Dive Brief:
- The U.S. Department of Justice has issued a subpoena to the Honolulu Authority for Rapid Transportation for records related to the $9 billion Honolulu high-speed rail project, Hawaii Free Press reported. HART must deliver an estimated 30,000 documents, according to Hawaii News Now, to a federal grand jury in Honolulu by March 7.
- The documents listed on the subpoena include all records provided to Hawaii for the agency’s 2018 audit; archeological studies; all documents related to HART’s Full Funding Grant Agreement with the Federal Transit Administration; all contracts and other documents related to rail construction; management consultant contracts and all project documents given to HART’s board of directors and to the Honolulu City Council.
- "HART pledges its full cooperation in complying with the subpoena,” the authority said in a news release, "and wants to assure our many stakeholders that our staff and contractors will continue to work toward completing the project and having it ready to open for limited passenger service next year."
Dive Insight:
The DOJ, according to Hawaii News Now, has not indicated what the exact focus of the investigation is, but Randy Roth, a retired law professor, told Hawaii News Now that this is the first investigation into the rail project that has targeted potential criminal activity and not just mismanagement.
A January state auditor’s report painted a bleak picture of the Honolulu rail project, which has almost doubled in costs since 2012 and is approximately six years behind schedule. In the first of four reports, auditor Leslie Kondo characterized the authority’s performance as “overpromising" and "under-delivering" and criticized the authority for alleged lack of cooperation with the audit, an assertion that HART denied.
Aside from deficiencies of management, lack of communication and other shortcomings, Kondo also determined that the authority issued a $483 million contract to Kiewit Pacific Co. too soon, the same conclusion that an auditor of the California High-Speed Rail’s $77 billion bullet train reached about that project.
The California auditor said that bad management decisions, like starting construction before all the necessary land was acquired and overspending on contracts, contributed to pushing the project $37 billion beyond its original $40 billion budget and more than 10 years behind schedule.
So notoriously underwater is the project that California Gov. Gavin Newsom announced last week during his first State of the State speech that construction would continue only on the Merced-Bakersfield leg of the line and that the remainder was on an indefinite hold. Perhaps the most pressing issue facing the bullet train and the authority is that if it is not complete with that Central Valley segment by 2022, an achievement that will require crews to double the pace of construction, it will have to pay almost $3.5 billion of American Recovery and Reinvestment Act of 2009 funds back to the federal government.
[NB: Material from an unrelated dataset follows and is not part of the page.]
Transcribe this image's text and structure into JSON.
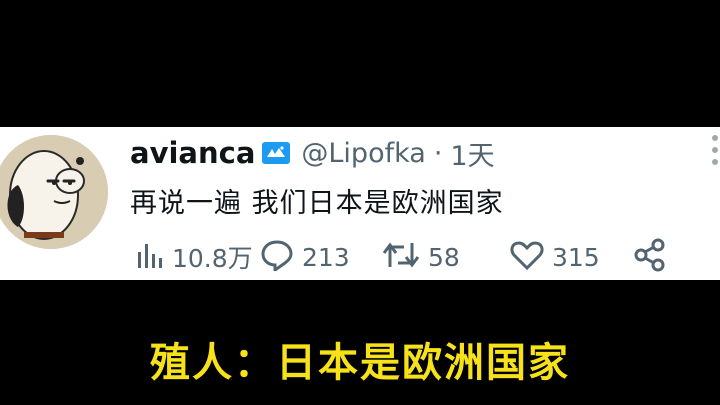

Meanwhile, the Trump administration notified the California High-Speed Rail Authority on Tuesday that it wants to cancel a $929 million grant agreement for construction of Central Valley segment. The Federal Railroad Administration said it would terminate the agreement March 5 because the CHSRA had failed to “materially failed to comply with the terms of the agreement” and has not made “reasonable progress.” If the FRA withholds the money, the state can choose to finish the project on its own or stop construction.